Department of Biomedical and Health Informatics, Children's Hospital of Philadelphia, Philadelphia, Pennsylvania, USA.
Perelman School of Medicine, University of Pennsylvania School of Medicine, Philadelphia, Pennsylvania, USA.
Pediatr Blood Cancer. 2023 May;70(5):e30260. doi: 10.1002/pbc.30260. Epub 2023 Feb 23.
Administrative datasets are useful for identifying rare disease cohorts such as pediatric acute myeloid leukemia (AML). Previously, cohorts were assembled using labor-intensive, manual reviews of patients' longitudinal chemotherapy data.
We utilized a two-step machine learning (ML) method to (i) identify pediatric patients with newly diagnosed AML, and (ii) among the identified AML patients, their chemotherapy courses, in an administrative/billing database. Using 2558 patients previously manually reviewed, multiple ML algorithms were derived from 75% of the study sample, and the selected model was tested in the remaining hold-out sample. The selected model was also applied to assemble a new pediatric AML cohort and further assessed in an external validation, using a standalone cohort established by manual chart abstraction.

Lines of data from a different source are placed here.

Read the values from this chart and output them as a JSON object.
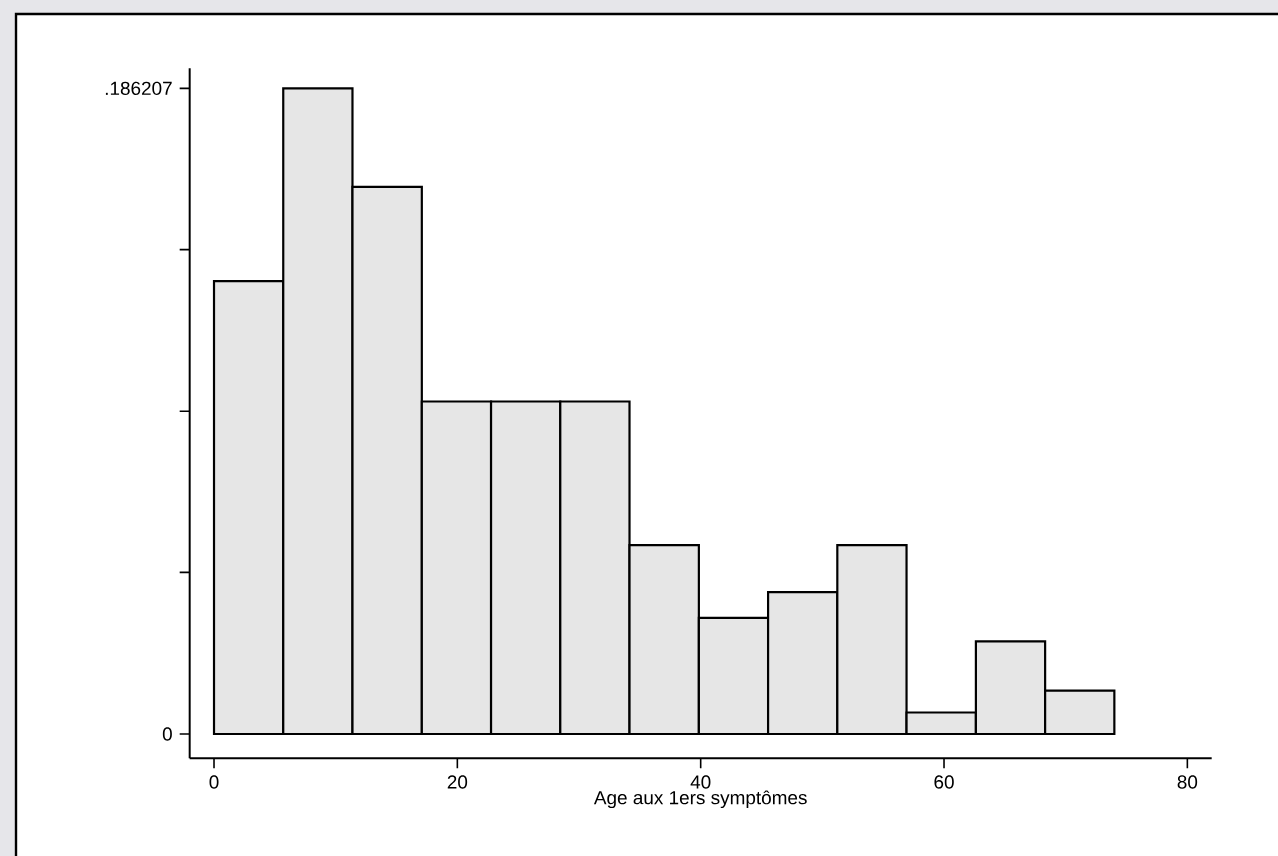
{
  "chart_data": {
    "type": "histogram",
    "xlabel": "Age aux 1ers symptômes",
    "bins": [
      0,
      5.69,
      11.38,
      17.08,
      22.77,
      28.46,
      34.15,
      39.85,
      45.54,
      51.23,
      56.92,
      62.62,
      68.31,
      74
    ],
    "values": [
      0.1306,
      0.1862,
      0.1578,
      0.0959,
      0.0959,
      0.0959,
      0.0545,
      0.0335,
      0.0409,
      0.0545,
      0.0062,
      0.0267,
      0.0125
    ],
    "color": "#e6e6e6",
    "xlim": [
      -2,
      82
    ],
    "ylim": [
      -0.007,
      0.192
    ],
    "xticks": [
      0,
      20,
      40,
      60,
      80
    ],
    "yticks": [
      0,
      {
        "value": 0.0466,
        "label": null
      },
      {
        "value": 0.0931,
        "label": null
      },
      {
        "value": 0.1397,
        "label": null
      },
      {
        "value": 0.186207,
        "label": ".186207"
      }
    ]
  }
}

For patient identification, the selected Support Vector Machine model yielded a sensitivity of 0.97 and a positive predictive value (PPV) of 0.97 in the hold-out test sample. For course-specific chemotherapy regimen and start date identification, the selected Random Forest model yielded overall PPV greater than or equal to 0.88 and sensitivity greater than or equal to 0.86 across all courses in the test sample. When applied to new cohort assembly, ML identified 3016 AML patients with 10,588 treatment courses. In the external validation subset, PPV was greater than or equal to 0.75 and sensitivity was greater than or equal to 0.82 for patient identification, and PPV was greater than or equal to 0.93 and sensitivity was greater than or equal to 0.94 for regimen identifications.
A carefully designed ML model can accurately identify pediatric AML patients and their chemotherapy courses from administrative databases. This approach may be generalizable to other diseases and databases.

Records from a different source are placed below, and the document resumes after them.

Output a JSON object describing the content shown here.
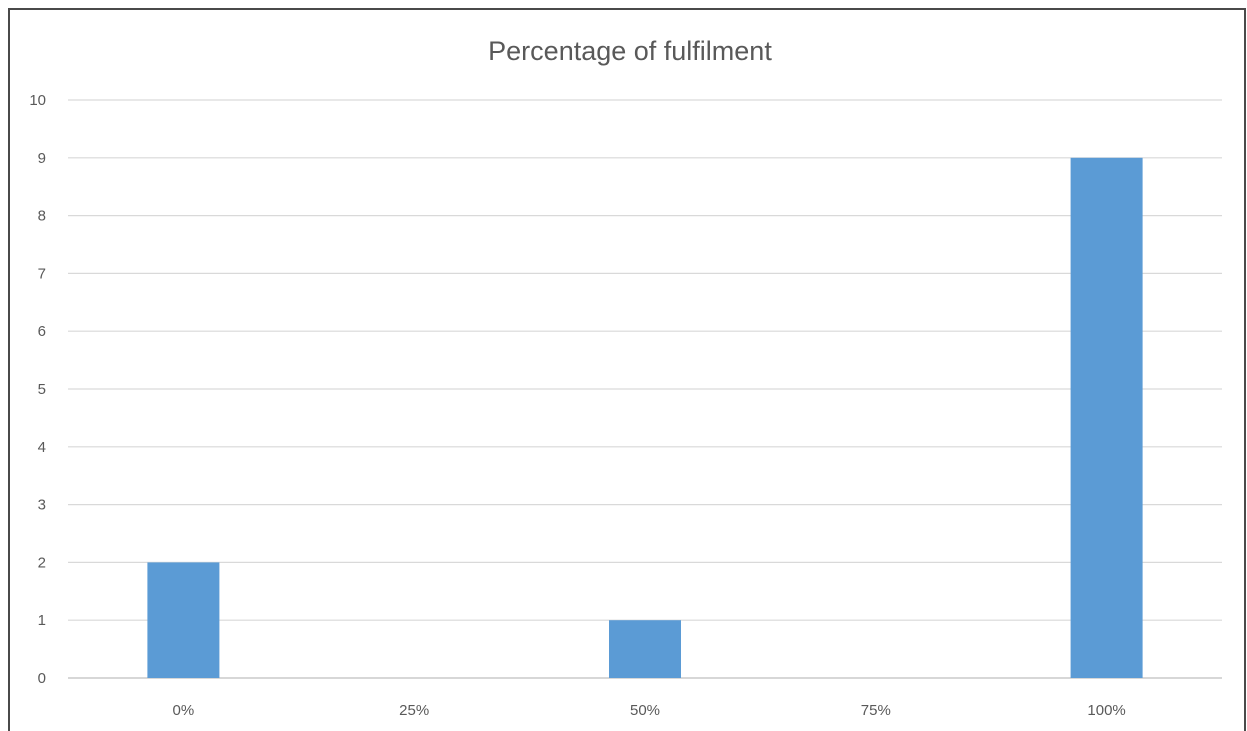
{
  "chart_data": {
    "type": "bar",
    "title": "Percentage of fulfilment",
    "categories": [
      "0%",
      "25%",
      "50%",
      "75%",
      "100%"
    ],
    "values": [
      2,
      0,
      1,
      0,
      9
    ],
    "xlabel": "",
    "ylabel": "",
    "ylim": [
      0,
      10
    ],
    "yticks": [
      "0",
      "1",
      "2",
      "3",
      "4",
      "5",
      "6",
      "7",
      "8",
      "9",
      "10"
    ],
    "grid": true,
    "legend": "none",
    "bar_color": "#5b9bd5"
  }
}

行政数据集可用于识别儿科急性髓细胞白血病 (AML) 等罕见疾病队列。此前,队列是通过对患者的纵向化疗数据进行人工审查来建立的。
我们利用两步机器学习 (ML) 方法,(i)从行政/计费数据库中识别新诊断为 AML 的儿科患者,以及 (ii) 识别出 AML 患者后,识别其化疗疗程。在之前手动审查的 2558 名患者中,从研究样本的 75%中得出了多种 ML 算法,并在其余的保留样本中测试了选定的模型。选择的模型还用于组装一个新的儿科 AML 队列,并在使用手动图表抽象建立的独立队列的外部验证中进一步评估。

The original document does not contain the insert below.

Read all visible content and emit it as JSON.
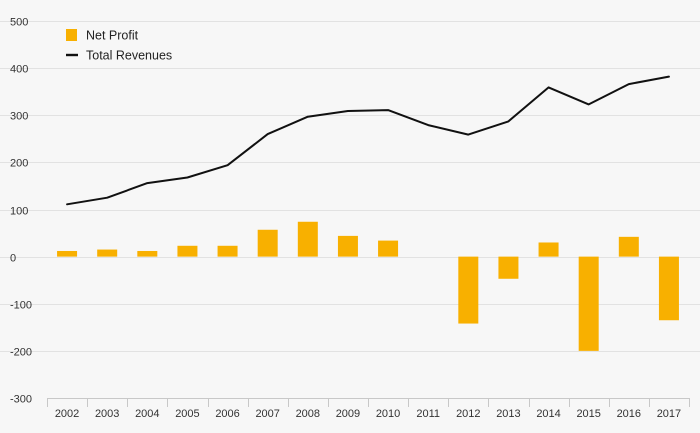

对于患者识别,选定的支持向量机模型在保留测试样本中的敏感性为 0.97,阳性预测值 (PPV) 为 0.97。对于特定于课程的化疗方案和开始日期的识别,选定的随机森林模型在测试样本中所有课程的总体 PPV 均大于或等于 0.88,且敏感性均大于或等于 0.86。当应用于新的队列组装时,ML 确定了 3016 名 AML 患者,共 10588 个治疗疗程。在外部验证子集中,患者识别的 PPV 大于或等于 0.75,敏感性大于或等于 0.82,方案识别的 PPV 大于或等于 0.93,敏感性大于或等于 0.94。
精心设计的 ML 模型可以从行政数据库中准确识别儿科 AML 患者及其化疗疗程。这种方法可能适用于其他疾病和数据库。